年齢と言う点に目を瞑れば見た目は全く一緒なのだが。股間のキャノンもきちんと遺伝したのだが。
どうにか仕事も見つけて我が娘とも暮らし、「おとかーさん」として生きられている日々だ。

「おとかーさん!」

抱き付いてきた娘が、俺の体にキャノンを押し当てている。どうした娘よ、男の勃起した感覚は初めてか。

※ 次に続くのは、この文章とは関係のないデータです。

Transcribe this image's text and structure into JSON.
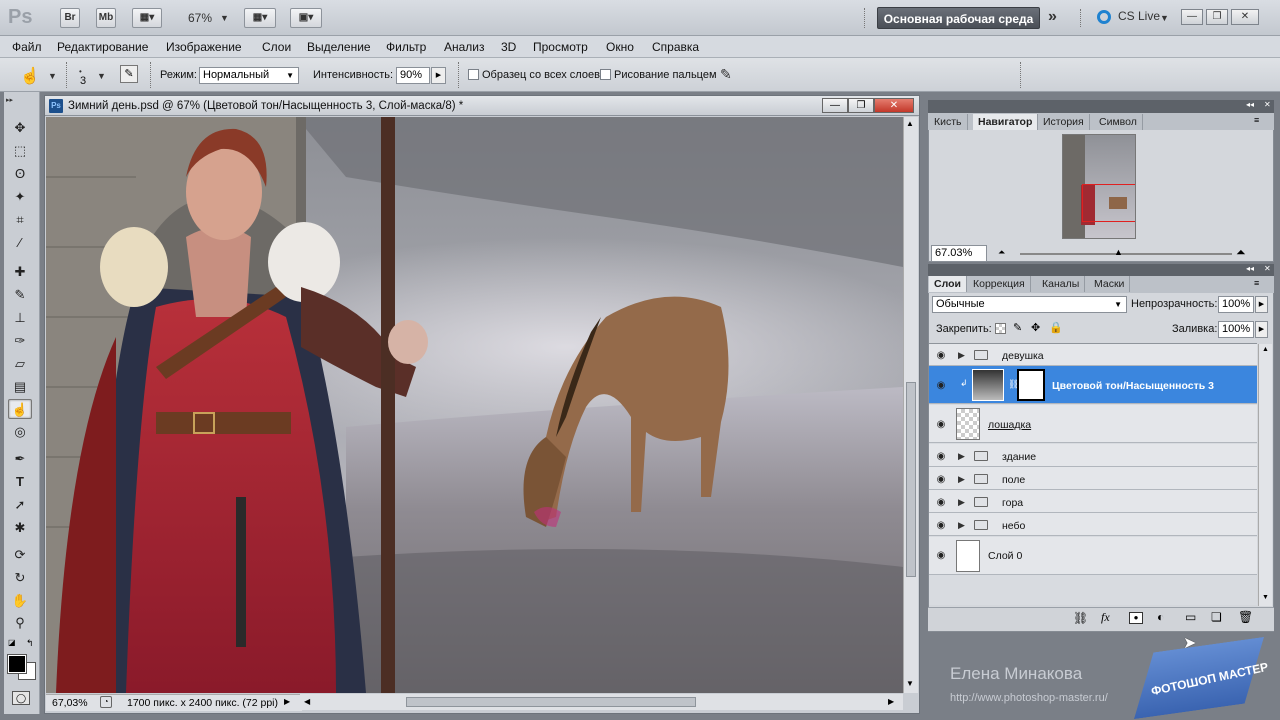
{
  "app": {
    "logo": "Ps",
    "br": "Br",
    "mb": "Mb",
    "zoom": "67%"
  },
  "workspace": {
    "label": "Основная рабочая среда",
    "more": "»",
    "cslive": "CS Live"
  },
  "menu": [
    "Файл",
    "Редактирование",
    "Изображение",
    "Слои",
    "Выделение",
    "Фильтр",
    "Анализ",
    "3D",
    "Просмотр",
    "Окно",
    "Справка"
  ],
  "options": {
    "brush_size": "3",
    "mode_label": "Режим:",
    "mode_value": "Нормальный",
    "strength_label": "Интенсивность:",
    "strength_value": "90%",
    "sample_all": "Образец со всех слоев",
    "finger_paint": "Рисование пальцем"
  },
  "document": {
    "title": "Зимний день.psd @ 67% (Цветовой тон/Насыщенность 3, Слой-маска/8) *",
    "zoom": "67,03%",
    "info": "1700 пикс. x 2400 пикс. (72 ppi)"
  },
  "nav_panel": {
    "tabs": [
      "Кисть",
      "Навигатор",
      "История",
      "Символ"
    ],
    "active_tab": "Навигатор",
    "zoom": "67.03%"
  },
  "layers_panel": {
    "tabs": [
      "Слои",
      "Коррекция",
      "Каналы",
      "Маски"
    ],
    "active_tab": "Слои",
    "blend_mode": "Обычные",
    "opacity_label": "Непрозрачность:",
    "opacity_value": "100%",
    "lock_label": "Закрепить:",
    "fill_label": "Заливка:",
    "fill_value": "100%",
    "layers": [
      {
        "name": "девушка",
        "type": "folder"
      },
      {
        "name": "Цветовой тон/Насыщенность 3",
        "type": "adjustment",
        "selected": true
      },
      {
        "name": "лошадка",
        "type": "pixel"
      },
      {
        "name": "здание",
        "type": "folder"
      },
      {
        "name": "поле",
        "type": "folder"
      },
      {
        "name": "гора",
        "type": "folder"
      },
      {
        "name": "небо",
        "type": "folder"
      },
      {
        "name": "Слой 0",
        "type": "white"
      }
    ]
  },
  "watermark": {
    "author": "Елена Минакова",
    "url": "http://www.photoshop-master.ru/",
    "logo_text": "ФОТОШОП МАСТЕР"
  },
  "colors": {
    "selection": "#3b86de",
    "ui_bg": "#d4d7dc",
    "dark_bg": "#7a7f87"
  }
}
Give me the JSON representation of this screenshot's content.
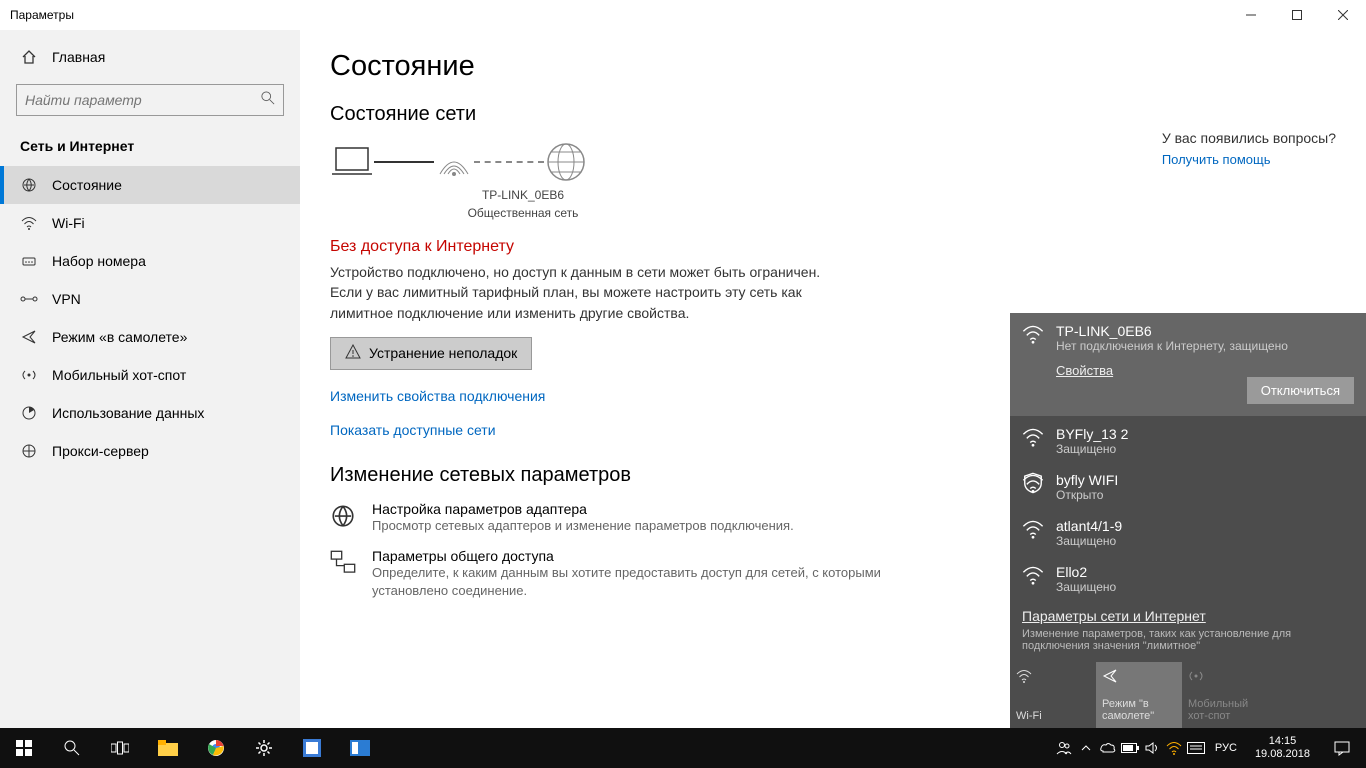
{
  "window": {
    "title": "Параметры"
  },
  "sidebar": {
    "home": "Главная",
    "search_placeholder": "Найти параметр",
    "section": "Сеть и Интернет",
    "items": [
      {
        "label": "Состояние",
        "icon": "status-icon",
        "active": true
      },
      {
        "label": "Wi-Fi",
        "icon": "wifi-icon",
        "active": false
      },
      {
        "label": "Набор номера",
        "icon": "dialup-icon",
        "active": false
      },
      {
        "label": "VPN",
        "icon": "vpn-icon",
        "active": false
      },
      {
        "label": "Режим «в самолете»",
        "icon": "airplane-icon",
        "active": false
      },
      {
        "label": "Мобильный хот-спот",
        "icon": "hotspot-icon",
        "active": false
      },
      {
        "label": "Использование данных",
        "icon": "data-icon",
        "active": false
      },
      {
        "label": "Прокси-сервер",
        "icon": "proxy-icon",
        "active": false
      }
    ]
  },
  "main": {
    "title": "Состояние",
    "subtitle": "Состояние сети",
    "diagram": {
      "network_name": "TP-LINK_0EB6",
      "network_type": "Общественная сеть"
    },
    "error_title": "Без доступа к Интернету",
    "error_body": "Устройство подключено, но доступ к данным в сети может быть ограничен. Если у вас лимитный тарифный план, вы можете настроить эту сеть как лимитное подключение или изменить другие свойства.",
    "troubleshoot_btn": "Устранение неполадок",
    "change_props_link": "Изменить свойства подключения",
    "show_networks_link": "Показать доступные сети",
    "change_params_title": "Изменение сетевых параметров",
    "adapter": {
      "title": "Настройка параметров адаптера",
      "desc": "Просмотр сетевых адаптеров и изменение параметров подключения."
    },
    "sharing": {
      "title": "Параметры общего доступа",
      "desc": "Определите, к каким данным вы хотите предоставить доступ для сетей, с которыми установлено соединение."
    }
  },
  "aside": {
    "questions": "У вас появились вопросы?",
    "help": "Получить помощь"
  },
  "flyout": {
    "selected": {
      "name": "TP-LINK_0EB6",
      "status": "Нет подключения к Интернету, защищено",
      "properties": "Свойства",
      "disconnect": "Отключиться"
    },
    "networks": [
      {
        "name": "BYFly_13 2",
        "status": "Защищено",
        "secured": true
      },
      {
        "name": "byfly WIFI",
        "status": "Открыто",
        "secured": false
      },
      {
        "name": "atlant4/1-9",
        "status": "Защищено",
        "secured": true
      },
      {
        "name": "Ello2",
        "status": "Защищено",
        "secured": true
      }
    ],
    "footer": {
      "link": "Параметры сети и Интернет",
      "desc": "Изменение параметров, таких как установление для подключения значения \"лимитное\""
    },
    "tiles": [
      {
        "label": "Wi-Fi",
        "icon": "wifi",
        "state": "on"
      },
      {
        "label": "Режим \"в самолете\"",
        "icon": "airplane",
        "state": "on"
      },
      {
        "label": "Мобильный хот-спот",
        "icon": "hotspot",
        "state": "off"
      }
    ]
  },
  "taskbar": {
    "lang": "РУС",
    "time": "14:15",
    "date": "19.08.2018"
  }
}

「当然です! こんなにムラムラするなんて…、おとかーさんが毎日センズリしてた気分が解りました!」

解ってる、前と何ら変わらずおバカなこの娘を放置しておくとどうなるかなんてくらい。
こらやめなさい、パンツを脱がそうとするんじゃない。自分で脱ぐから。

「私が産まれたおとかーさんのあそこで筆下し…。ようやく、あの時ヤられた雪辱が果たせます!」

娘は勢いよく俺の膣に挿入してくる。
こんな事になるとは、初めて会った時から想像できるはずも無かったな。ん、あん…♪


「おとかーさん…、もうダメです…」

はいはいゆっくりお休み。
ベッドの上で娘がぐったりと倒れてる。男としての年季が違うんで、搾り取らせてもらった。

シャワーを浴びて汗を流し、股座から溢れる精液を洗っていく。
まったく娘め、妹でも作る気で注ぎ込んで。…避妊薬を飲んでて正解だったかな。

浴室の鏡に自分を写しながら、改めて思う。あっという間の8年だったよなと。
もうアイツに出会ってしまったのが運の尽きと思う事でどうにか付き合ってきた。アイツにとって二度目の生を得るかと聞いた事も、いなくなると寂しいと思ってしまったからだし。
関係が変わっても、そこは仕方ないと割り切ることにしているし、アイツがいれば退屈だけはしないと思っていた。
それが間違いなかった訳で。

胸を掬い上げ、男性自身を撫でる。
こんな形でも親になってしまったのだから、まかり間違って娘の乙女を奪わないようにしておかないと。
出てきた俺の精液を排水溝に落とし、気だるげに息を吐く。

…ま、好きになった女の面倒見るのも男の甲斐性だと思っておこう。

願わくば娘がバカな理由で死にませんように。
どうでもいいことですが、失踪宣告は7年でアウト扱いでした。